Millions of people face cut of up to 7% in their corporate pensions next year, as the central bank orders funds to get their finances in order.


In total, 125 funds representing some 40% of all pensioners will have to cut pay-outs because they no longer have enough assets to meet their obligations.
Central bank director Joanne Kellerman told the Financieele Dagblad pensions had never been reduced on such a scale before. ‘We want to give clarity and remove uncertainty about the size of the cuts,’ she said.
Coverage
The central bank has given the funds until the end of this year to get their coverage ratio back up to 105%. If they fail, pensions will need to be reduced.
However, the central bank has taken the ‘highly unusual’ step of altering the way it calculates how much money pension funds should have in their reserves, the Volkskrant reported on Friday.
The bank has opted to use a three-month average rather than the year-end interest rate to make the calculations. This is because interest rates have been extremely low for a long period.
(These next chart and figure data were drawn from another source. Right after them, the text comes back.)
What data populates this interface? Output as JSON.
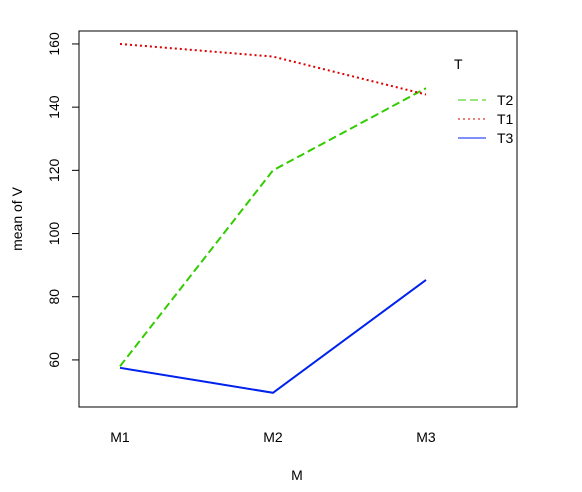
{
  "chart_data": {
    "type": "line",
    "x_label": "M",
    "y_label": "mean of V",
    "legend_title": "T",
    "categories": [
      "M1",
      "M2",
      "M3"
    ],
    "series": [
      {
        "name": "T2",
        "color": "#33cc00",
        "dash": "dashed",
        "values": [
          58,
          120,
          146
        ]
      },
      {
        "name": "T1",
        "color": "#dd0000",
        "dash": "dotted",
        "values": [
          160,
          156,
          144
        ]
      },
      {
        "name": "T3",
        "color": "#0022ee",
        "dash": "solid",
        "values": [
          57.5,
          49.6,
          85.3
        ]
      }
    ],
    "ylim": [
      45.1,
      164.1
    ],
    "yticks": [
      60,
      80,
      100,
      120,
      140,
      160
    ]
  }
}
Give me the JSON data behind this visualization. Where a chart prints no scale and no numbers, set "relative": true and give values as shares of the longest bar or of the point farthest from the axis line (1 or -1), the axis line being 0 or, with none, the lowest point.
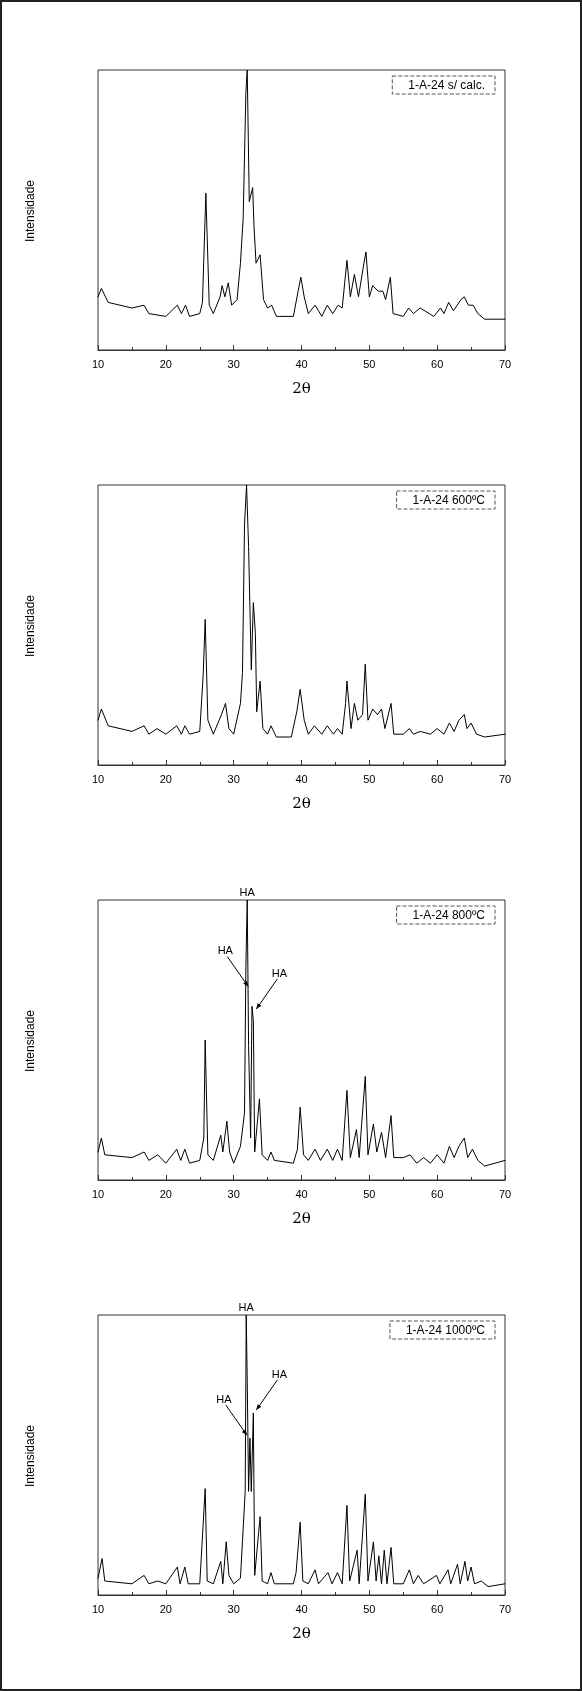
{
  "chart_data": [
    {
      "type": "line",
      "relative": true,
      "xlabel": "2θ",
      "ylabel": "Intensidade",
      "xlim": [
        10,
        70
      ],
      "xticks": [
        10,
        20,
        30,
        40,
        50,
        60,
        70
      ],
      "legend": "top right",
      "marker": "none",
      "x": [
        10,
        10.5,
        11.5,
        15,
        16.8,
        17.5,
        20,
        21.7,
        22.3,
        22.9,
        23.5,
        25,
        25.4,
        25.9,
        26.4,
        27,
        28,
        28.3,
        28.7,
        29.2,
        29.7,
        30.5,
        31.0,
        31.4,
        31.8,
        32.0,
        32.3,
        32.8,
        33.0,
        33.3,
        33.9,
        34.4,
        35,
        35.6,
        36.3,
        38.8,
        39.5,
        39.9,
        40.4,
        41,
        42,
        43,
        43.8,
        44.6,
        45.4,
        46,
        46.7,
        47.2,
        47.8,
        48.4,
        49.2,
        49.5,
        50,
        50.5,
        51.3,
        52,
        52.4,
        53.1,
        53.5,
        55,
        55.8,
        56.5,
        57.5,
        59.5,
        60.5,
        61,
        61.7,
        62.4,
        63.5,
        64,
        64.6,
        65.3,
        66,
        67,
        70
      ],
      "series": [
        {
          "name": "1-A-24 s/ calc.",
          "color": "#000000",
          "values": [
            0.19,
            0.22,
            0.17,
            0.15,
            0.16,
            0.13,
            0.12,
            0.16,
            0.13,
            0.16,
            0.12,
            0.13,
            0.17,
            0.56,
            0.16,
            0.13,
            0.19,
            0.23,
            0.19,
            0.24,
            0.16,
            0.18,
            0.31,
            0.47,
            0.92,
            1,
            0.53,
            0.58,
            0.44,
            0.31,
            0.34,
            0.18,
            0.15,
            0.16,
            0.12,
            0.12,
            0.21,
            0.26,
            0.19,
            0.13,
            0.16,
            0.12,
            0.16,
            0.13,
            0.16,
            0.15,
            0.32,
            0.19,
            0.27,
            0.19,
            0.31,
            0.35,
            0.19,
            0.23,
            0.21,
            0.21,
            0.18,
            0.26,
            0.13,
            0.12,
            0.15,
            0.13,
            0.15,
            0.12,
            0.15,
            0.13,
            0.17,
            0.14,
            0.18,
            0.19,
            0.16,
            0.16,
            0.13,
            0.11,
            0.11
          ]
        }
      ]
    },
    {
      "type": "line",
      "relative": true,
      "xlabel": "2θ",
      "ylabel": "Intensidade",
      "xlim": [
        10,
        70
      ],
      "xticks": [
        10,
        20,
        30,
        40,
        50,
        60,
        70
      ],
      "legend": "top right",
      "marker": "none",
      "x": [
        10,
        10.5,
        11.5,
        15,
        16.8,
        17.5,
        18.7,
        20,
        21.6,
        22.3,
        22.8,
        23.5,
        25,
        25.5,
        25.8,
        26.2,
        27,
        28.2,
        28.5,
        28.8,
        29.3,
        30,
        31,
        31.3,
        31.6,
        31.9,
        32.2,
        32.6,
        32.9,
        33.2,
        33.4,
        33.9,
        34.3,
        35,
        35.5,
        36.3,
        38.5,
        39.3,
        39.8,
        40.4,
        41,
        41.9,
        43,
        43.8,
        44.7,
        45.3,
        46,
        46.5,
        46.7,
        47.3,
        47.8,
        48.3,
        49,
        49.4,
        49.8,
        50.5,
        51.2,
        51.8,
        52.3,
        53.2,
        53.6,
        55,
        55.9,
        56.5,
        57.5,
        59,
        60,
        61,
        61.8,
        62.5,
        63.2,
        64,
        64.4,
        65,
        65.8,
        67,
        70
      ],
      "series": [
        {
          "name": "1-A-24 600ºC",
          "color": "#000000",
          "values": [
            0.16,
            0.2,
            0.14,
            0.12,
            0.14,
            0.11,
            0.13,
            0.11,
            0.14,
            0.11,
            0.14,
            0.11,
            0.12,
            0.32,
            0.52,
            0.16,
            0.11,
            0.18,
            0.2,
            0.22,
            0.13,
            0.11,
            0.22,
            0.33,
            0.86,
            1,
            0.78,
            0.34,
            0.58,
            0.47,
            0.19,
            0.3,
            0.13,
            0.11,
            0.14,
            0.1,
            0.1,
            0.19,
            0.27,
            0.16,
            0.11,
            0.14,
            0.11,
            0.14,
            0.11,
            0.13,
            0.11,
            0.22,
            0.3,
            0.13,
            0.22,
            0.16,
            0.18,
            0.36,
            0.16,
            0.2,
            0.18,
            0.2,
            0.13,
            0.22,
            0.11,
            0.11,
            0.13,
            0.11,
            0.12,
            0.11,
            0.13,
            0.11,
            0.15,
            0.12,
            0.16,
            0.18,
            0.13,
            0.15,
            0.11,
            0.1,
            0.11
          ]
        }
      ]
    },
    {
      "type": "line",
      "relative": true,
      "xlabel": "2θ",
      "ylabel": "Intensidade",
      "xlim": [
        10,
        70
      ],
      "xticks": [
        10,
        20,
        30,
        40,
        50,
        60,
        70
      ],
      "legend": "top right",
      "marker": "none",
      "annotations": [
        {
          "text": "HA",
          "x": 32.0,
          "y": 1
        },
        {
          "text": "HA",
          "x": 32.6,
          "y": 0.68
        },
        {
          "text": "HA",
          "x": 32.9,
          "y": 0.6
        }
      ],
      "x": [
        10,
        10.5,
        11,
        15,
        16.8,
        17.5,
        18.8,
        20,
        21.6,
        22.2,
        22.8,
        23.5,
        25,
        25.6,
        25.8,
        26.2,
        27,
        28.1,
        28.4,
        29,
        29.4,
        30,
        31,
        31.6,
        31.8,
        32.0,
        32.2,
        32.5,
        32.7,
        32.9,
        33.1,
        33.8,
        34.2,
        35,
        35.5,
        36,
        38.8,
        39.4,
        39.8,
        40.3,
        41,
        42,
        42.8,
        43.8,
        44.6,
        45.3,
        46,
        46.7,
        47.2,
        48.1,
        48.5,
        49.4,
        49.8,
        50.6,
        51.1,
        51.8,
        52.4,
        53.2,
        53.6,
        55,
        56,
        57,
        58,
        59,
        60,
        61,
        61.8,
        62.5,
        63.2,
        64,
        64.5,
        65.2,
        66,
        67,
        70
      ],
      "series": [
        {
          "name": "1-A-24 800ºC",
          "color": "#000000",
          "values": [
            0.1,
            0.15,
            0.09,
            0.08,
            0.1,
            0.07,
            0.09,
            0.06,
            0.11,
            0.07,
            0.11,
            0.06,
            0.07,
            0.15,
            0.5,
            0.09,
            0.07,
            0.16,
            0.1,
            0.21,
            0.1,
            0.06,
            0.12,
            0.24,
            0.76,
            1,
            0.48,
            0.15,
            0.62,
            0.57,
            0.1,
            0.29,
            0.09,
            0.07,
            0.1,
            0.07,
            0.06,
            0.11,
            0.26,
            0.09,
            0.07,
            0.11,
            0.07,
            0.11,
            0.07,
            0.11,
            0.07,
            0.32,
            0.08,
            0.18,
            0.08,
            0.37,
            0.09,
            0.2,
            0.1,
            0.17,
            0.08,
            0.23,
            0.08,
            0.08,
            0.09,
            0.06,
            0.08,
            0.06,
            0.09,
            0.06,
            0.12,
            0.08,
            0.12,
            0.15,
            0.08,
            0.11,
            0.07,
            0.05,
            0.07
          ]
        }
      ]
    },
    {
      "type": "line",
      "relative": true,
      "xlabel": "2θ",
      "ylabel": "Intensidade",
      "xlim": [
        10,
        70
      ],
      "xticks": [
        10,
        20,
        30,
        40,
        50,
        60,
        70
      ],
      "legend": "top right",
      "marker": "none",
      "annotations": [
        {
          "text": "HA",
          "x": 31.85,
          "y": 1
        },
        {
          "text": "HA",
          "x": 32.4,
          "y": 0.56
        },
        {
          "text": "HA",
          "x": 32.9,
          "y": 0.65
        }
      ],
      "x": [
        10,
        10.6,
        11,
        15,
        16.8,
        17.5,
        18.8,
        20,
        21.7,
        22.1,
        22.8,
        23.3,
        25,
        25.8,
        26.1,
        27,
        28.1,
        28.4,
        28.9,
        29.3,
        30,
        31,
        31.7,
        31.85,
        32.0,
        32.2,
        32.4,
        32.6,
        32.9,
        33.1,
        33.9,
        34.2,
        35,
        35.5,
        36,
        38.8,
        39.2,
        39.8,
        40.2,
        41,
        42,
        42.5,
        43.9,
        44.5,
        45.3,
        46,
        46.7,
        47.1,
        48.2,
        48.5,
        49.4,
        49.8,
        50.6,
        51,
        51.4,
        51.8,
        52.2,
        52.6,
        53.2,
        53.6,
        55,
        55.9,
        56.5,
        57.2,
        58,
        59.9,
        60.4,
        61.6,
        62,
        63,
        63.4,
        64.1,
        64.5,
        65,
        65.5,
        66.5,
        67.5,
        70
      ],
      "series": [
        {
          "name": "1-A-24 1000ºC",
          "color": "#000000",
          "values": [
            0.06,
            0.13,
            0.05,
            0.04,
            0.07,
            0.04,
            0.05,
            0.04,
            0.1,
            0.04,
            0.1,
            0.04,
            0.04,
            0.38,
            0.05,
            0.04,
            0.12,
            0.04,
            0.19,
            0.07,
            0.04,
            0.06,
            0.37,
            1,
            0.77,
            0.37,
            0.56,
            0.37,
            0.65,
            0.07,
            0.28,
            0.05,
            0.04,
            0.08,
            0.04,
            0.04,
            0.08,
            0.26,
            0.05,
            0.04,
            0.09,
            0.04,
            0.08,
            0.04,
            0.08,
            0.04,
            0.32,
            0.05,
            0.16,
            0.04,
            0.36,
            0.05,
            0.19,
            0.05,
            0.14,
            0.04,
            0.16,
            0.04,
            0.17,
            0.04,
            0.04,
            0.09,
            0.04,
            0.07,
            0.04,
            0.07,
            0.04,
            0.09,
            0.04,
            0.11,
            0.04,
            0.12,
            0.05,
            0.1,
            0.04,
            0.05,
            0.03,
            0.04
          ]
        }
      ]
    }
  ]
}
The lower the interest rate, the higher pension fund reserves need to be.
Maximum cut
In addition, the bank has opted to limit the maximum reduction to 7%. On average, pensions will be cut by 2.5%.
‘The extraordinary situation on the financial markets makes this decision necessary,’ the central bank said in a statement. ‘The aim of both measures is to reduce the uncertainty over pensions’.
The changes in calculations means that 125 funds rather than 180 will be forced to make cuts next year, unless the financial markets improve.